Los personajes no me pertenecen, son del maravilloso mundo de Masami Kurumada a quien se los pido prestados para hacer de las mías.


"Una parte del rompecabezas"

-Ahora pueden explicarme ¿Qué es lo que esta pasando?- dijo Hades a sus hermanas.

Estaban sentados en los pequeños futones redondos alrededor de la mesita de té en la terraza de June observando el atardecer mientras nana Macki, una señora de unos cincuenta años servía chocolate humeante en tres tazas, terminando hizo una leve reverencia y se retiró.

-Hades, debes de tener paciencia, te hemos dicho que te lo diremos- Pandora trataba de hablar con calma colocando un paño con hielo sobre la mejilla de June que estaba roja por el golpe de su padre momentos atrás, mientras esta tendía una de las tazas a Hades y luego la otra a Pandora, pasando un pequeño pocillo con leche caliente a su nueva mascota -Por cierto June ¿Cómo le pondrás? es muy tierno ¿Shun te lo regaló no es así?- preguntó su hermana mayor.

-Si... aun no lo sé, quería que ambos le pusiéramos un nombre pero en ese momento...- June hizo una breve pausa haciendo que su voz sonara entrecortada -En ese momento ellos nos...-

-Tranquila, todo está bien- Pandora puso una de sus manos en el hombro de su hermana menor intentando apaciguarla.

-¡No! ¡No todo está bien! yo estoy aquí bebiendo chocolate caliente mientras él debe estar adolorido con múltiples golpes en su casa y todo…todo por mi culpa- la rubia comenzó a temblar mientras cerraba sus puños con fuerza. Sus hermanos la miraban compasivos.

-Tal vez si me dijeran que es lo que sucede pueda aconsejarte- Hades miro a su hermana dándole un sorbo a su bebida -Papá no se había atrevido a levantar su mano contra nosotros, mucho menos abofetearnos, esto debe ser demasiado malo como para verlo de esa manera-

-Hades... Eres mi hermano y te quiero pero, y si te digo, te pondrás de parte de nuestro padre o podrás apoyarme- June estaba al borde de las lágrimas intentado no sucumbir a ellas.

-Depende, no podría apoyarte si lo que haces es algo indebido- El de cabellos negros se cruzó de brazos escrutando a su hermana menor con la mirada esperando su respuesta.

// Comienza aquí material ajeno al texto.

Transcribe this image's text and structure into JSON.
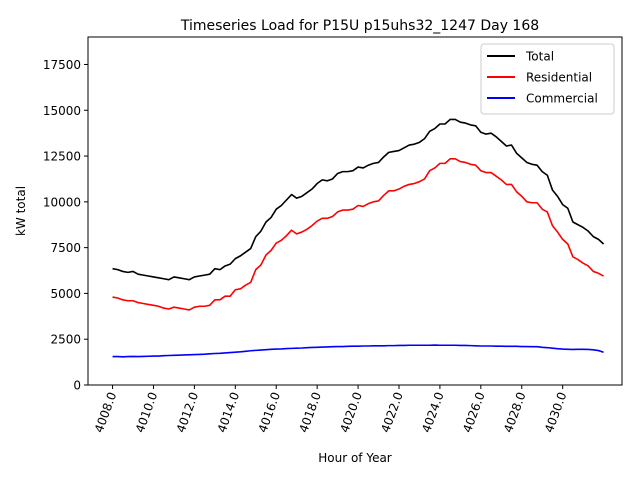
{
  "chart_data": {
    "type": "line",
    "title": "Timeseries Load for P15U p15uhs32_1247  Day 168",
    "xlabel": "Hour of Year",
    "ylabel": "kW total",
    "xlim": [
      4006.8,
      4032.9
    ],
    "ylim": [
      0,
      19000
    ],
    "x_ticks": [
      4008,
      4010,
      4012,
      4014,
      4016,
      4018,
      4020,
      4022,
      4024,
      4026,
      4028,
      4030
    ],
    "x_tick_labels": [
      "4008.0",
      "4010.0",
      "4012.0",
      "4014.0",
      "4016.0",
      "4018.0",
      "4020.0",
      "4022.0",
      "4024.0",
      "4026.0",
      "4028.0",
      "4030.0"
    ],
    "y_ticks": [
      0,
      2500,
      5000,
      7500,
      10000,
      12500,
      15000,
      17500
    ],
    "y_tick_labels": [
      "0",
      "2500",
      "5000",
      "7500",
      "10000",
      "12500",
      "15000",
      "17500"
    ],
    "grid": false,
    "legend_position": "top-right",
    "x_start": 4008,
    "x_step": 0.25,
    "series": [
      {
        "name": "Total",
        "color": "#000000",
        "values": [
          6350,
          6300,
          6200,
          6150,
          6200,
          6050,
          6000,
          5950,
          5900,
          5850,
          5800,
          5750,
          5900,
          5850,
          5800,
          5750,
          5900,
          5950,
          6000,
          6050,
          6350,
          6300,
          6500,
          6600,
          6900,
          7050,
          7250,
          7450,
          8100,
          8400,
          8900,
          9150,
          9600,
          9800,
          10100,
          10400,
          10200,
          10300,
          10500,
          10700,
          11000,
          11200,
          11150,
          11250,
          11550,
          11650,
          11650,
          11700,
          11900,
          11850,
          12000,
          12100,
          12150,
          12450,
          12700,
          12750,
          12800,
          12950,
          13100,
          13150,
          13250,
          13450,
          13850,
          14000,
          14250,
          14250,
          14500,
          14500,
          14350,
          14300,
          14200,
          14150,
          13800,
          13700,
          13750,
          13550,
          13300,
          13050,
          13100,
          12650,
          12400,
          12150,
          12050,
          12000,
          11650,
          11450,
          10650,
          10300,
          9850,
          9650,
          8900,
          8750,
          8600,
          8400,
          8100,
          7950,
          7700
        ],
        "x_end": 4031.75
      },
      {
        "name": "Residential",
        "color": "#ff0000",
        "values": [
          4800,
          4750,
          4650,
          4600,
          4600,
          4500,
          4450,
          4400,
          4350,
          4300,
          4200,
          4150,
          4250,
          4200,
          4150,
          4100,
          4250,
          4300,
          4300,
          4350,
          4650,
          4650,
          4850,
          4850,
          5200,
          5250,
          5450,
          5600,
          6300,
          6550,
          7100,
          7350,
          7750,
          7900,
          8150,
          8450,
          8250,
          8350,
          8500,
          8700,
          8950,
          9100,
          9100,
          9200,
          9450,
          9550,
          9550,
          9600,
          9800,
          9750,
          9900,
          10000,
          10050,
          10350,
          10600,
          10600,
          10700,
          10850,
          10950,
          11000,
          11100,
          11250,
          11700,
          11850,
          12100,
          12100,
          12350,
          12350,
          12200,
          12150,
          12050,
          12000,
          11700,
          11600,
          11600,
          11400,
          11200,
          10950,
          10950,
          10550,
          10300,
          10000,
          9950,
          9950,
          9600,
          9450,
          8700,
          8350,
          7950,
          7700,
          7000,
          6850,
          6650,
          6500,
          6200,
          6100,
          5950
        ],
        "x_end": 4031.75
      },
      {
        "name": "Commercial",
        "color": "#0000ff",
        "values": [
          1550,
          1550,
          1540,
          1550,
          1560,
          1550,
          1560,
          1570,
          1580,
          1580,
          1600,
          1610,
          1620,
          1630,
          1640,
          1650,
          1660,
          1670,
          1680,
          1700,
          1720,
          1730,
          1750,
          1770,
          1790,
          1810,
          1840,
          1870,
          1890,
          1910,
          1930,
          1950,
          1960,
          1970,
          1990,
          2000,
          2010,
          2020,
          2040,
          2050,
          2060,
          2070,
          2080,
          2090,
          2100,
          2100,
          2110,
          2120,
          2120,
          2130,
          2130,
          2140,
          2140,
          2140,
          2150,
          2150,
          2160,
          2160,
          2170,
          2170,
          2170,
          2170,
          2170,
          2180,
          2170,
          2170,
          2170,
          2170,
          2160,
          2160,
          2150,
          2140,
          2130,
          2130,
          2130,
          2120,
          2120,
          2110,
          2110,
          2110,
          2100,
          2100,
          2090,
          2090,
          2060,
          2040,
          2010,
          1980,
          1960,
          1950,
          1940,
          1950,
          1950,
          1940,
          1920,
          1880,
          1790
        ],
        "x_end": 4031.75
      }
    ]
  }
}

Pandora vio la tensión que comenzaba a ver en el ambiente e impidió que June siguiera hablando.

-Hermano, yo te lo diré, te aseguro que la situación de June con nuestro padre no es más que absurda por su parte- dijo con voz grave.

-Entonces explícame, porque no estoy entendiendo nada, si no es nada grave ¿entonces qué sucede?-

-Bueno, la verdad es que June... tiene un pretendiente, mas bien es su novio- explicó Pandora con nerviosismo viendo a Hades y June que se sonrojaba dándole vueltas a su taza esperando que su hermano no tuviera una mala reacción.

-Si, continua- presionó Hades deseoso por saber mas.

-Bien, ¿recuerdas a Shun?-

-¿Shun? ¿Shun Kido? El niño de cabellos de grinch que solía jugar con June cuando eran niños ¿De él me hablas?- la rubia no pudo evitar soltar una risita ante el comentario de su hermano.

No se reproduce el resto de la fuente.